Psychological questionnaires and executive functioning
To investigate whether the interference effect of tone and pain varied depending on individual characteristics, we explored the relationship between stimulus-specific interruption of object processing (encoding and recognition) and pain-related psychological processing as well as specific aspects of executive functioning. The pain-related decrease in categorization performance [i.e., (pic only) − (pain + pic)] correlated positively with the median RT of the subtest cognitive flexibility (r = 0.46, p = 0.03). This indicates that subjects with lower cognitive flexibility (indexed by higher median RTs) had more difficulties in correctly categorizing images presented with pain compared with images presented alone. There was no significant correlation between cognitive flexibility and a tone-related change of performance [i.e., (pic only) − (tone + pic), r = 0.29, p = 0.17]. As expected, the pain-specific interference score [i.e., recognition accuracy: (tone + pic) − (pain + pic)] correlated positively with the individual pain catastrophizing score (r = 0.47, p = 0.02; Fig. 2C). The correlation between the PCS and the pain interference score [i.e., recognition accuracy: (pic only) − (pain + pic)] as well as the tone interference score [i.e., recognition accuracy: (pic only) − (tone + pic)] did not reach significance [(pic only) − (pain + pic): r = 0.31, p = 0.14; (pic only) − (tone + pic): r = −0.18, p = 0.40]. Furthermore, the pain-specific interference score [i.e., recognition accuracy: (tone + pic) − (pain + pic)] showed a positive correlation with all subscales of the PASS (physiological symptoms of anxiety: r = 0.51, p = 0.01; cognitive symptoms of anxiety: r = 0.41, p = 0.04; escape/avoidance: r = 0.40, p = 0.05). Together, higher levels of pain anxiety and pain catastrophizing seem to increase the interference effect of pain. All other correlations did not reach statistical significance.
Imaging results
Pain-related activity
Painful contact heat stimulation [(pain + pic) > (pic only)] resulted in activations in brain regions implicated in pain perception (Apkarian et al., 2005). This included the contralateral secondary somatosensory cortex (SII), inferior parietal and cingulate cortices (including anterior and midcingulate cortices), precuneus, insula, and cerebellum. Subcortical activations were found in the right caudate and bilateral thalamus (Table 1, top).

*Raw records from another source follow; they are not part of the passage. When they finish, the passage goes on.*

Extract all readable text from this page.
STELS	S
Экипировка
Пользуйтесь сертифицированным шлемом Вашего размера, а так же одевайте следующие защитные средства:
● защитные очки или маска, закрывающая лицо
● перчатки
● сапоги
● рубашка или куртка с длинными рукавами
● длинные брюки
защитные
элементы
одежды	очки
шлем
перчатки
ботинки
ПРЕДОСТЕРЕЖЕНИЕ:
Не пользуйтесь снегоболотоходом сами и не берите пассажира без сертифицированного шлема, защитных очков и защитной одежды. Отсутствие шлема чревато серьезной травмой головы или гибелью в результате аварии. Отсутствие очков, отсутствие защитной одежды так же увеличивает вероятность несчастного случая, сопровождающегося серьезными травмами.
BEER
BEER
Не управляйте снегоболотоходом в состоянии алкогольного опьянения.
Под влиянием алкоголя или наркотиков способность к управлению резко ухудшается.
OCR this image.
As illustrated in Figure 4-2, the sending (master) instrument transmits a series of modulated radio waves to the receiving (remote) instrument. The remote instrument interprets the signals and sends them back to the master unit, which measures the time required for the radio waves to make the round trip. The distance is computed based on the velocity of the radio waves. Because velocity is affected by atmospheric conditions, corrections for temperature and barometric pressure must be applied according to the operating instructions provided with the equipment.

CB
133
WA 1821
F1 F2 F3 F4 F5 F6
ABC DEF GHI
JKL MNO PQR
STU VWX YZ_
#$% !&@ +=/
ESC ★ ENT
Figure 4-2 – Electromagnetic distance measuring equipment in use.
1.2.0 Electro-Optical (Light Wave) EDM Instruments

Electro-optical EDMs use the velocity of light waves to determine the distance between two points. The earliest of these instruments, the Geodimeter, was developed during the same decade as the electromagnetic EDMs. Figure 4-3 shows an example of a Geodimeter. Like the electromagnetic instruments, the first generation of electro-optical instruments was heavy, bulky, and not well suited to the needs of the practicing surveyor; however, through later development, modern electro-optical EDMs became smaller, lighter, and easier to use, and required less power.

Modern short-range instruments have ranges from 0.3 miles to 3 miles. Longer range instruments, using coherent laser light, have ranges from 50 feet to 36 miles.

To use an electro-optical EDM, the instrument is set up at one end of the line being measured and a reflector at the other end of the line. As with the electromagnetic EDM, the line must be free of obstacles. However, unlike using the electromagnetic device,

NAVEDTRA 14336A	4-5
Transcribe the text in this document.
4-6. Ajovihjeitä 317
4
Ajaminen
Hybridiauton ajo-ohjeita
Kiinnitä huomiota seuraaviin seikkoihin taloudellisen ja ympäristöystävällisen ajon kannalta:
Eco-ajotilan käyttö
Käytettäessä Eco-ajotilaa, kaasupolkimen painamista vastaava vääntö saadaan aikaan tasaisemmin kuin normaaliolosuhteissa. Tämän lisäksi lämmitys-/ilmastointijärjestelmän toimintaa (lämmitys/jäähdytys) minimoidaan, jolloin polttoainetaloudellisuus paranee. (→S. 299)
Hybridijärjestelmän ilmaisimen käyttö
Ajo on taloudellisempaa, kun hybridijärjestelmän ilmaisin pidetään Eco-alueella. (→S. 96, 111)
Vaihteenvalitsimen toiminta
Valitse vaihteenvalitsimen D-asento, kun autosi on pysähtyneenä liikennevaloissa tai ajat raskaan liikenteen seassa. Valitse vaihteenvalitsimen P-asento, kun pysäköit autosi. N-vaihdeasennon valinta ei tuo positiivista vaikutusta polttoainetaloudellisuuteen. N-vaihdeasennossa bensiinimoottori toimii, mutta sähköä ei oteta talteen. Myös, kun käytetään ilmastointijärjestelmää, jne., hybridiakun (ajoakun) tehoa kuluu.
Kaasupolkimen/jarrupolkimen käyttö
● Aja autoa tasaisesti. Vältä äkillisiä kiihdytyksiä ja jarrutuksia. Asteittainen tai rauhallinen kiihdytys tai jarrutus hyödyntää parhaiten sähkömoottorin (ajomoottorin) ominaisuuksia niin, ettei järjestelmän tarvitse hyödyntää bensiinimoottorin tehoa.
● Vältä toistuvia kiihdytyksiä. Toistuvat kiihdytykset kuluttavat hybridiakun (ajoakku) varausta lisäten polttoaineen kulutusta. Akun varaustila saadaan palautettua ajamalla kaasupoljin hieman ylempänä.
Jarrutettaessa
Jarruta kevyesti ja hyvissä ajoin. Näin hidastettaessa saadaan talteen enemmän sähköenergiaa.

Painful stimulation compared with unpleasant auditory stimulation [(pain + pic) > (tone + pic)] specifically activated contralateral SII, bilateral insula, and cingulate areas (anterior and midcingulate). Again, subcortical activations included the thalamus and the right putamen (Table 2, top).
Tone-related activity
The unpleasant auditory stimulation [(tone + pic) > (pic only)] led to strong activations across the bilateral superior temporal gyrus, including primary (Heschl's gyrus) and secondary auditory areas. Additional activations were found in inferior parietal and cingulate cortices, the cerebellum bilaterally, the precuneus, frontal areas (middle and superior), and the left thalamus (Table 1, bottom).
Auditory stimuli compared with nociceptive stimuli [(tone + pic) > (pain + pic)] specifically activated the bilateral superior temporal gyrus, including Heschl's gyrus, the temporal pole, inferior frontal and angular gyrus, as well as the brainstem (Table 2, bottom).
Encoding-related activity
At first, we probed brain regions related to successful memory encoding regardless of the experimental condition. A subsequent memory effect, that is, increased activations for subsequently remembered compared with subsequently forgotten images (hits > misses), was present in the bilateral anterior hippocampus [(x, y, z): left hippocampus, (−30, −18, −16), t = 5.31, p < 0.05 corrected; right hippocampus, (34, −12, −18), t = 5.18, p < 0.05 corrected] and the left anterior parahippocampus [(−24, −18, −18), t = 5.11, p < 0.05 corrected; see Fig. 4A].
Effect of pain and unpleasant tone on visual processing and encoding
In a next step, we tested whether the concurrent application of painful heat stimuli or unpleasantness-matched auditory stimuli modulated neuronal activation in regions related to encoding and visual object processing.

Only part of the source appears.